If you were me, what would you do first? It obviously depends up philosophy and context and a million variables. Would you survey first? Talk to other denominations/missions? Look for a store front to rent? Or perhaps the “who” is more important than the “where.” Would you concentrate on finding a good team and forming a good strategy for working together? Who will do what? When? How?

In the end though, if the goal is a church building, we have missed the point. Consider our forerunners in Acts or Paul himself. Was his intent to start a church or to share the message? Perhaps both. Which came first though? When I read Acts and the Epistles I find a much greater emphasis on relationships than I do on buildings and programs, a simple point to miss amidst the fog and pressures of church programming.

So we covet your prayers for wisdom in this church planting endeavor. We also ask for prayer for the 20 girls at the Vientos de Esperanza home for abused girls that is quickly becoming our family’s personal ministry. The commentary on their life is so sad, but the hope many of them have found in Christ and the joy they now have for life so quickly grabs your heart. Pray for Melita the director who ministers daily to the physical, emotional, and spiritual needs of these girls.

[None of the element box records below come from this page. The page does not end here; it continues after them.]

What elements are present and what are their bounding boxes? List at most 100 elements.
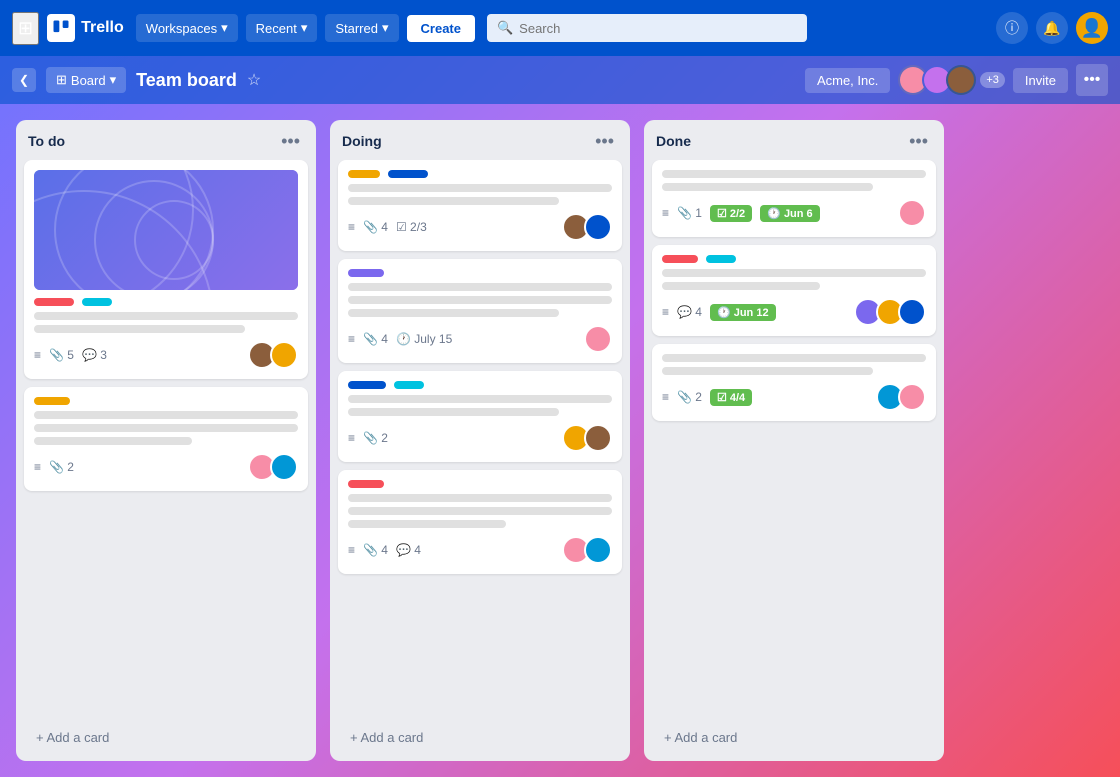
user-avatar[interactable]: 👤 (1076, 12, 1108, 44)
attach-count: 📎 2 (677, 390, 702, 404)
card-line (348, 395, 612, 403)
card-avatars (562, 536, 612, 564)
checklist-badge: ☑ 2/2 (710, 205, 752, 222)
trello-wordmark: Trello (81, 19, 124, 37)
card-line (34, 411, 298, 419)
date-badge: 🕐 Jun 12 (710, 304, 776, 321)
card-meta: ≡📎 2 (34, 453, 298, 481)
info-button[interactable]: ⓘ (996, 12, 1028, 44)
card[interactable]: ≡ 📎 5 💬 3 (24, 160, 308, 379)
column-menu-button[interactable]: ••• (277, 130, 304, 152)
card-tags (348, 269, 612, 277)
card[interactable]: ≡💬 4🕐 Jun 12 (652, 245, 936, 336)
card-tag (706, 255, 736, 263)
card[interactable]: ≡📎 4🕐 July 15 (338, 259, 622, 363)
member-avatar (946, 65, 976, 95)
card-tag (348, 170, 380, 178)
card-avatars (562, 424, 612, 452)
top-navigation: ⊞ Trello Workspaces ▾ Recent ▾ Starred ▾… (0, 0, 1120, 56)
create-button[interactable]: Create (407, 15, 475, 42)
card-line (348, 520, 506, 528)
search-container: 🔍 (487, 14, 807, 42)
card-avatar (584, 424, 612, 452)
date-badge: 🕐 Jun 6 (760, 205, 819, 222)
chevron-down-icon: ▾ (382, 20, 389, 36)
card-menu-icon: ≡ (34, 348, 41, 362)
column-title: Doing (342, 133, 382, 149)
card[interactable]: ≡📎 4💬 4 (338, 470, 622, 574)
checklist-count: ☑ 2/3 (396, 220, 427, 234)
card-line (348, 283, 612, 291)
card[interactable]: ≡📎 4☑ 2/3 (338, 160, 622, 251)
board-title: Team board (136, 70, 237, 91)
card-avatar (584, 536, 612, 564)
search-icon: 🔍 (497, 20, 513, 36)
card-menu-icon: ≡ (662, 390, 669, 404)
card-tag (82, 298, 112, 306)
card-meta: ≡📎 4🕐 July 15 (348, 325, 612, 353)
card-tag (662, 255, 698, 263)
card-line (34, 325, 245, 333)
card-avatars (876, 383, 926, 411)
due-date: 🕐 July 15 (396, 332, 452, 346)
column-done: Done ••• ≡📎 1☑ 2/2🕐 Jun 6≡💬 4🕐 Jun 12≡📎 … (644, 120, 944, 761)
board-view-button[interactable]: ⊞ Board ▾ (46, 67, 126, 93)
card-menu-icon: ≡ (348, 220, 355, 234)
cards-list: ≡📎 1☑ 2/2🕐 Jun 6≡💬 4🕐 Jun 12≡📎 2☑ 4/4 (644, 160, 944, 718)
card-line (662, 367, 873, 375)
attach-count: 📎 5 (49, 348, 74, 362)
add-card-button[interactable]: + Add a card (652, 722, 936, 753)
board-navigation: ❮ ⊞ Board ▾ Team board ☆ Acme, Inc. +3 I… (0, 56, 1120, 104)
card-avatars (854, 298, 926, 326)
invite-button[interactable]: Invite (1013, 68, 1068, 93)
card-line (662, 282, 820, 290)
card-menu-icon: ≡ (348, 431, 355, 445)
card-line (662, 354, 926, 362)
card-meta: ≡💬 4🕐 Jun 12 (662, 298, 926, 326)
card-line (348, 494, 612, 502)
add-card-button[interactable]: + Add a card (338, 722, 622, 753)
member-count-badge: +3 (980, 72, 1005, 88)
search-input[interactable] (519, 21, 797, 36)
card-tags (348, 170, 612, 178)
trello-logo: Trello (47, 14, 124, 42)
column-menu-button[interactable]: ••• (591, 130, 618, 152)
workspaces-menu-button[interactable]: Workspaces ▾ (136, 14, 238, 42)
card-line (34, 312, 298, 320)
sidebar-collapse-button[interactable]: ❮ (12, 68, 36, 92)
column-menu-button[interactable]: ••• (905, 130, 932, 152)
card-line (662, 269, 926, 277)
card-line (348, 507, 612, 515)
card-tag (348, 480, 384, 488)
card-tag (394, 381, 424, 389)
search-input-wrap: 🔍 (487, 14, 807, 42)
card-tag (34, 397, 70, 405)
card-tags (662, 255, 926, 263)
more-options-button[interactable]: ••• (1076, 64, 1108, 96)
starred-menu-button[interactable]: Starred ▾ (325, 14, 398, 42)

When they take your “stuff”

Being robbed feels like a violation. We returned home to our house a few weeks ago to discover a back door open. A quick glance into the office confirmed our suspicion. Someone robbed us.

That Friday was a holiday and we thought we would go see a movie. We were only gone for 2 hours. In that short amount of time, someone stole around $12,000 worth of electronics, money, and jewelry. I openly confess that I was angry. Snorting like Ferdinand the Bull (remember that kids story? He was stung by a bee…), I wanted revenge. A missionary friend came over and recommended that we pray. I didn’t want to pray. I confess I didn’t close my eyes. Is that a sin? Someone was watching my house after all. Someone was staking out my family. I was ready for some revenge.

As the emotion twisted toward fear, a gnawing sense of letting down my family by not exercising my husband-ly and fatherly duty of keeping us and our stuff safe steadily grew inside of me. I am the man of the house. Security is my duty. A carnal thought rumbled like an incoming storm—why did God let this happen? I left my home, family, and friends to serve him in a foreign country. I at least deserve his protection. It was then than my conscience, ie. my wife, pulled the rug out from under my lament. He did protect us. We were not in the house when the robber came in. We can recoup $12 grand. We should be most thankful for being safe.

After all, stuff is just stuff. Oh, it is easy to lose sight of the value of stuff. Compared to health and safety, it’s not much. Just stuff. Only then, days later, did I first realize (and accept) that he did protect us. Yes, he protected us from potential violence. He protected us even more from allowing stuff to become more than simply inert compounds with no eternal future. We were safe. He was good to us.

I have suggested to others that it is good to get robbed every few years (this is our fourth time) so that the stuff of this world retains its proper place and value. Slightly above worthless and way below everlasting. Just stuff.